Caractères et fonctions de l’Europe médiane
Comprise entre la mer Baltique, la mer Adriatique et la mer Noire d’une part, l’Allemagne et la Russie d’autre part, l’Europe médiane possède des caractéristiques fortes : faiblesse de l’État ; vulnérabilité par rapport aux puissances riveraines (de la Suède au nord à l’Empire ottoman au sud, en passant par la Russie/URSS et les puissances germaniques sous leurs formes étatiques et supra-étatiques) ; instabilité des frontières ; complexité ethnolinguistique et absence d’homogénéité du peuplement des territoires – d’où une tradition forte de pratiques linguistiques différenciées (polyglossie) au sein d’un État, d’une région et même d’une ville ; absence de projection étatique vers les mers et vers l’outremer en dehors des phénomènes migratoires, notamment vers les Amériques ; importance des flux humains ou économiques intra- et extrarégionaux ; influence de grands modèles exogènes, capitaliste, libéral ou communiste.

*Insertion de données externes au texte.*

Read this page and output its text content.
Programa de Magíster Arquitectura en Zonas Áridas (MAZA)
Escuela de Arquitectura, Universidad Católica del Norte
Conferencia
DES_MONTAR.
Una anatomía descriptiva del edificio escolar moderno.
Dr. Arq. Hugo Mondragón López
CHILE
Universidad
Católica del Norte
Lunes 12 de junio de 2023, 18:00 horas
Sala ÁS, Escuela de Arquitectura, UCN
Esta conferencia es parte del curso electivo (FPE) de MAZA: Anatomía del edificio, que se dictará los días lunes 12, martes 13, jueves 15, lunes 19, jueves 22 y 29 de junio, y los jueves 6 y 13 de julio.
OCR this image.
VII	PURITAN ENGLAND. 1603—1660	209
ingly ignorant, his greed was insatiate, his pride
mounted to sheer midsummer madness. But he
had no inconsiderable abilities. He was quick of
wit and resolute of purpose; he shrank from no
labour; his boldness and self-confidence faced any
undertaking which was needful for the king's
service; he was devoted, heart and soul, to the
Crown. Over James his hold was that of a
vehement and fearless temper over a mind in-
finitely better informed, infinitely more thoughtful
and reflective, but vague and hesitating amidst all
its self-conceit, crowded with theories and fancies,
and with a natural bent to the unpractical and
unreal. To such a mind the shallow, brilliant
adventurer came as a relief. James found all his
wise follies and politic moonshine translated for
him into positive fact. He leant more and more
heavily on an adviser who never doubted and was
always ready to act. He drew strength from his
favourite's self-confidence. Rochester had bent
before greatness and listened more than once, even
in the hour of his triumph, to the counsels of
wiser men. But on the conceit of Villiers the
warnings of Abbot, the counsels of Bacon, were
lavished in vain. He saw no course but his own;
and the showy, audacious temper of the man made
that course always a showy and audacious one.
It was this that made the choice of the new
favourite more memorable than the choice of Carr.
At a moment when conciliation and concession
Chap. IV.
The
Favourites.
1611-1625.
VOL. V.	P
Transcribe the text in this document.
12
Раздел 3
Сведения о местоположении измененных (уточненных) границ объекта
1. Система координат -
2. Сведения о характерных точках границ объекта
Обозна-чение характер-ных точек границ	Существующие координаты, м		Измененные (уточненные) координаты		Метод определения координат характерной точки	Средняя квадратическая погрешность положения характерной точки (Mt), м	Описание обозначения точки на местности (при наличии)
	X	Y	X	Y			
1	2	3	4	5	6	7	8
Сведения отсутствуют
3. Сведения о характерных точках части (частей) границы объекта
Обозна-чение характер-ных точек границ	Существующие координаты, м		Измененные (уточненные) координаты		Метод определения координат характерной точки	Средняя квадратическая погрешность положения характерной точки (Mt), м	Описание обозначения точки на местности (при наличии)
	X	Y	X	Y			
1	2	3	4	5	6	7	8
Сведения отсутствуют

Ces traits généraux se doublent de traits régionaux résultant de l’emprise des empires qui se sont partagés ces territoires à l’issue du Moyen Âge, souvent calqués sur des dominantes religieuses : catholique, protestante, orthodoxe et musulmane. La région ne peut non plus se comprendre sans prendre en compte la forte concentration de populations juives qui couvrait l’arc allant de Vilnius à Salonique et qui a fait de ces communautés des éléments décisifs non seulement de la culture urbaine et bourgeoise, mais aussi de la dynamique économique et financière de la fin du xixe siècle.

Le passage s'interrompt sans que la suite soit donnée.